In this sense, Pallasmaa, professor as well as architect, proposes a deep reform of the teaching imparted in Architecture Schools so that manual knowledge’s directing point of view prevails over the merely visual: “Western consumer culture continues to project a dualistic attitude towards the human body. On the one hand we have an obsessively aestheticized and eroticized cult of the body, but on the other, intelligence and creative capacity are equally celebrated as totally separate, or even individual qualities. In either case, the body and the mind are understood as unrelated entities that do not constitute an integrated unity… This division of the body and mind has, of course, its solid foundation in the history of Western philosophy. Prevailing educational pedagogies and practices also regrettably continue to separate mental, intellectual and emotional capacities from the senses and the multifarious dimensions of human embodiment. Educational practices usually provide some degree of physical training for the body, but they do not acknowledge our fundamentally embodied and holistic essence. The body is addressed in sports and dance, for instance, and the senses are directly acknowledged in connection with art and music education, but our embodied existence is rarely identified as the very basis of our interaction and integration with the world, or of our consciousness and self-understanding. Training of the hand is provided in courses that teach elementary skills in the handicrafts, but the integral role of the hand in the evolution and different manifestations of human intelligence is not acknowledged. To put it simply, today’s prevailing educational principles fail to grasp the indeterminate, dynamic and sensually integrated essence of human existence, thought and action.” (pp. 11-12)

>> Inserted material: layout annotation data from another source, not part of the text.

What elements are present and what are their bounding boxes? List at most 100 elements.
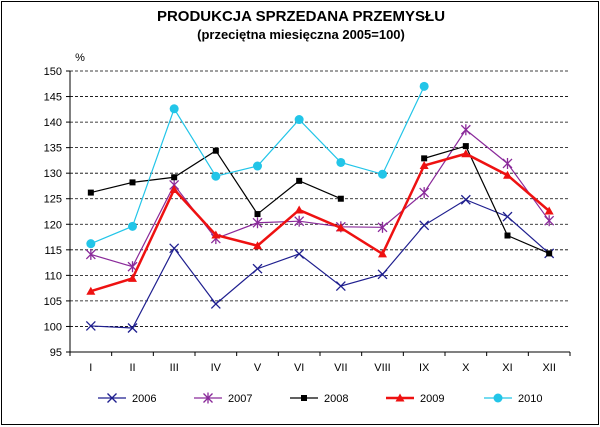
axes bbox=[66, 70, 571, 356]
series-line bbox=[90, 199, 550, 329]
data-point bbox=[336, 157, 346, 167]
x-tick-label: V bbox=[254, 362, 262, 374]
series-line bbox=[90, 152, 550, 293]
data-point bbox=[85, 248, 96, 260]
data-point bbox=[85, 320, 96, 331]
data-point bbox=[336, 223, 346, 232]
data-point bbox=[335, 281, 346, 292]
data-point bbox=[296, 177, 303, 184]
legend-item-2008: 2008 bbox=[290, 393, 348, 405]
x-tick-label: IX bbox=[419, 362, 430, 374]
x-tick-label: VIII bbox=[374, 362, 391, 374]
x-tick-label: VII bbox=[334, 362, 347, 374]
series-2009 bbox=[86, 149, 554, 295]
data-point bbox=[203, 392, 213, 404]
data-point bbox=[211, 230, 221, 239]
data-point bbox=[169, 243, 180, 254]
y-tick-label: 110 bbox=[44, 270, 62, 282]
x-tick-label: VI bbox=[294, 362, 304, 374]
x-tick-label: I bbox=[89, 362, 92, 374]
x-tick-label: IV bbox=[211, 362, 222, 374]
x-tick-label: XII bbox=[542, 362, 555, 374]
data-point bbox=[460, 124, 471, 136]
y-tick-label: 145 bbox=[44, 92, 62, 104]
y-tick-label: 130 bbox=[44, 168, 62, 180]
data-point bbox=[129, 179, 136, 186]
data-point bbox=[460, 194, 471, 205]
data-point bbox=[253, 161, 262, 171]
legend-item-2010: 2010 bbox=[484, 393, 542, 405]
y-tick-label: 125 bbox=[44, 194, 62, 206]
chart-title: PRODUKCJA SPRZEDANA PRZEMYSŁU bbox=[156, 8, 446, 25]
data-point bbox=[544, 215, 555, 227]
series-2010 bbox=[86, 81, 429, 249]
x-tick-label: X bbox=[462, 362, 470, 374]
data-point bbox=[211, 171, 221, 181]
data-point bbox=[493, 393, 503, 403]
series-line bbox=[423, 145, 550, 254]
data-point bbox=[544, 206, 554, 215]
y-tick-label: 115 bbox=[44, 245, 62, 257]
y-tick-label: 135 bbox=[44, 143, 62, 155]
data-point bbox=[377, 269, 388, 280]
y-tick-label: 140 bbox=[44, 117, 62, 129]
data-point bbox=[210, 299, 221, 309]
series-2008 bbox=[87, 143, 553, 257]
x-tick-label: II bbox=[129, 362, 135, 374]
data-point bbox=[128, 221, 137, 231]
series-line bbox=[90, 128, 550, 268]
legend-label: 2010 bbox=[518, 393, 542, 405]
data-point bbox=[294, 248, 305, 259]
legend-label: 2008 bbox=[324, 393, 348, 405]
y-tick-label: 105 bbox=[44, 296, 62, 308]
data-point bbox=[378, 249, 387, 258]
data-point bbox=[169, 185, 179, 194]
y-tick-label: 120 bbox=[44, 219, 62, 231]
data-point bbox=[301, 395, 307, 401]
data-point bbox=[337, 195, 344, 202]
data-point bbox=[254, 211, 261, 218]
data-point bbox=[86, 286, 96, 295]
data-point bbox=[461, 149, 471, 158]
data-point bbox=[294, 215, 305, 227]
data-point bbox=[294, 115, 304, 125]
data-point bbox=[171, 174, 178, 181]
series-2006 bbox=[85, 194, 555, 333]
legend-item-2007: 2007 bbox=[194, 392, 252, 405]
data-point bbox=[419, 220, 430, 231]
y-tick-label: 95 bbox=[50, 347, 62, 359]
data-point bbox=[252, 217, 263, 229]
data-point bbox=[107, 393, 117, 403]
data-point bbox=[503, 170, 512, 179]
data-point bbox=[127, 323, 138, 333]
legend-item-2006: 2006 bbox=[98, 393, 156, 405]
data-point bbox=[87, 189, 94, 196]
data-point bbox=[462, 143, 469, 150]
grid-lines bbox=[70, 70, 570, 327]
y-tick-label: 100 bbox=[44, 321, 62, 333]
series-layer bbox=[85, 81, 555, 333]
legend-label: 2009 bbox=[420, 393, 444, 405]
data-point bbox=[378, 169, 387, 179]
data-point bbox=[502, 211, 513, 222]
data-point bbox=[419, 161, 429, 170]
data-point bbox=[169, 104, 179, 114]
data-point bbox=[86, 239, 96, 249]
legend-label: 2007 bbox=[228, 393, 252, 405]
legend-label: 2006 bbox=[132, 393, 156, 405]
legend-item-2009: 2009 bbox=[386, 393, 444, 405]
y-axis-label: % bbox=[75, 52, 85, 64]
data-point bbox=[546, 250, 553, 257]
data-point bbox=[504, 232, 511, 239]
x-tick-label: XI bbox=[502, 362, 512, 374]
x-tick-label: III bbox=[170, 362, 179, 374]
data-point bbox=[395, 393, 405, 402]
data-point bbox=[252, 263, 263, 274]
data-point bbox=[377, 221, 388, 233]
data-point bbox=[502, 157, 513, 169]
data-point bbox=[419, 187, 430, 199]
chart-subtitle: (przeciętna miesięczna 2005=100) bbox=[197, 27, 405, 42]
data-point bbox=[212, 147, 219, 154]
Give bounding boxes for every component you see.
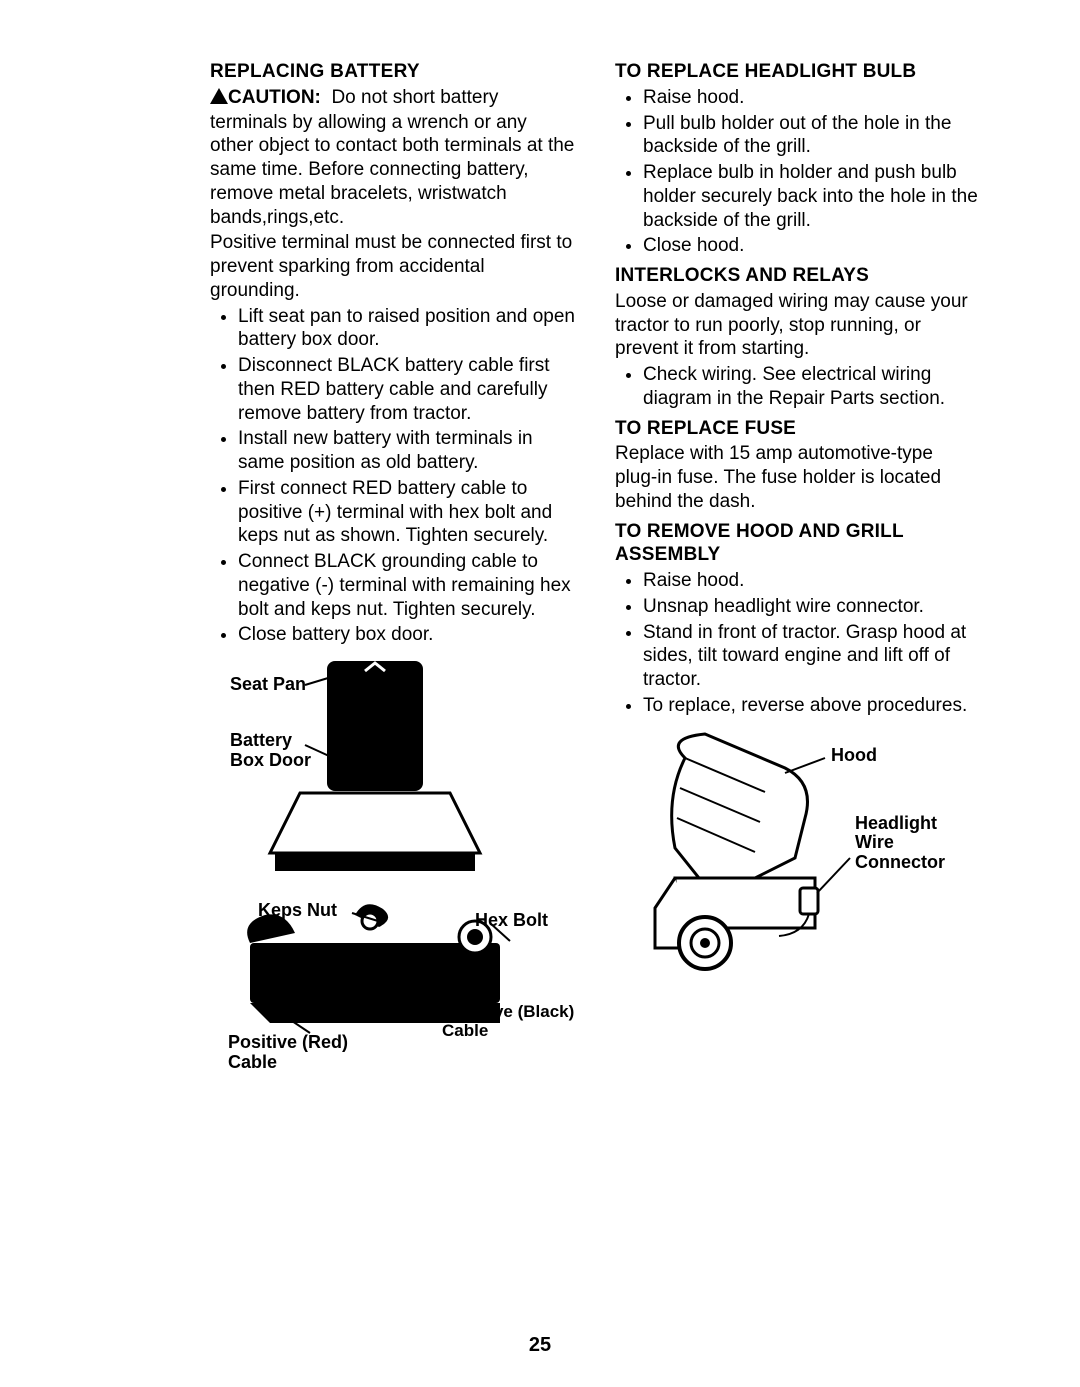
battery-steps-list: Lift seat pan to raised position and ope… <box>210 305 575 648</box>
label-keps-nut: Keps Nut <box>258 901 337 921</box>
fuse-para: Replace with 15 amp automotive-type plug… <box>615 442 980 513</box>
list-item: Stand in front of tractor. Grasp hood at… <box>643 621 980 692</box>
list-item: Check wiring. See electrical wiring diag… <box>643 363 980 411</box>
caution-para: CAUTION: Do not short battery terminals … <box>210 86 575 230</box>
interlocks-list: Check wiring. See electrical wiring diag… <box>615 363 980 411</box>
hood-list: Raise hood. Unsnap headlight wire connec… <box>615 569 980 718</box>
positive-terminal-para: Positive terminal must be connected firs… <box>210 231 575 302</box>
heading-replacing-battery: REPLACING BATTERY <box>210 60 575 84</box>
heading-hood-grill: TO REMOVE HOOD AND GRILL ASSEMBLY <box>615 520 980 568</box>
list-item: Close hood. <box>643 234 980 258</box>
heading-replace-bulb: TO REPLACE HEADLIGHT BULB <box>615 60 980 84</box>
label-positive-cable: Positive (Red) Cable <box>228 1033 348 1073</box>
label-battery-box-door: Battery Box Door <box>230 731 311 771</box>
list-item: To replace, reverse above procedures. <box>643 694 980 718</box>
list-item: Pull bulb holder out of the hole in the … <box>643 112 980 160</box>
page-number: 25 <box>529 1334 551 1357</box>
right-column: TO REPLACE HEADLIGHT BULB Raise hood. Pu… <box>615 60 980 1073</box>
list-item: First connect RED battery cable to posit… <box>238 477 575 548</box>
warning-triangle-icon <box>210 87 228 111</box>
label-seat-pan: Seat Pan <box>230 675 306 695</box>
battery-figure: Seat Pan Battery Box Door Keps Nut Hex B… <box>210 653 550 1073</box>
label-hex-bolt: Hex Bolt <box>475 911 548 931</box>
label-negative-cable: Negative (Black) Cable <box>442 1003 574 1040</box>
list-item: Connect BLACK grounding cable to negativ… <box>238 550 575 621</box>
list-item: Raise hood. <box>643 86 980 110</box>
list-item: Disconnect BLACK battery cable first the… <box>238 354 575 425</box>
left-column: REPLACING BATTERY CAUTION: Do not short … <box>210 60 575 1073</box>
bulb-list: Raise hood. Pull bulb holder out of the … <box>615 86 980 258</box>
list-item: Unsnap headlight wire connector. <box>643 595 980 619</box>
heading-fuse: TO REPLACE FUSE <box>615 417 980 441</box>
list-item: Raise hood. <box>643 569 980 593</box>
hood-figure: Hood Headlight Wire Connector <box>645 728 975 988</box>
label-headlight-connector: Headlight Wire Connector <box>855 814 945 873</box>
list-item: Install new battery with terminals in sa… <box>238 427 575 475</box>
heading-interlocks: INTERLOCKS AND RELAYS <box>615 264 980 288</box>
caution-label: CAUTION: <box>228 87 321 108</box>
list-item: Close battery box door. <box>238 623 575 647</box>
interlocks-para: Loose or damaged wiring may cause your t… <box>615 290 980 361</box>
list-item: Lift seat pan to raised position and ope… <box>238 305 575 353</box>
two-column-layout: REPLACING BATTERY CAUTION: Do not short … <box>210 60 980 1073</box>
label-hood: Hood <box>831 746 877 766</box>
list-item: Replace bulb in holder and push bulb hol… <box>643 161 980 232</box>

The key is then in not having grasped the manual essence of human existence. But Pallasmaa is not alone in this new understanding which demands the formation of a new educational and philosophical paradigm, indispensable, in his view, to “shake the foundations” (p. 22) of the erroneous paradigm actually dominant, not only in architecture, but also in philosophy. For a philosophical trend parallel to Pallasmaa’s proposal of an embodied image would be the philosophy of the embodied mind advocated by Lakoff, Thompson or Dan Zahavi. For our part, though lectures imparted in the Universidad de Oviedo (Spain) and publications, we have made an effort to develop the foundations of a philosophical thought about the manual ability as the core which yields human knowledge in what we call Pensamiento Hábil (see Manuel F. Lorenzo, Introducción al Pensamiento Hábil) and as a base for a new philosophy which needs a new method, in this case inspired by the  manual operativity or surgical (see in this blog: “Fenomenología y Operatiología” (I-II), 8-8-2011 and 9-1-2012; also, “La mano como raíz generadora del conocimiento humano”, 5-9-2011). With other colleagues of the Universidad de Oviedo, it looks like we are pioneers in Spain of what we could call the development of “the philosophy of the hands”.

Juhani Pallasmaa, for his prestige and international influence as an architect, and moreover, his wide and well assimilated philosophical culture, is called to open again the doors of the Architecture Schools and Faculties, and of Art in general, to the need to incorporate this new trend of philosophical thought related to what he names thinking hand, to try to reform the actual too computerised and technified education, and what is worst, dominated by a bad philosophy unconscious of the alienating visual architecture so in vogue. Read his important book.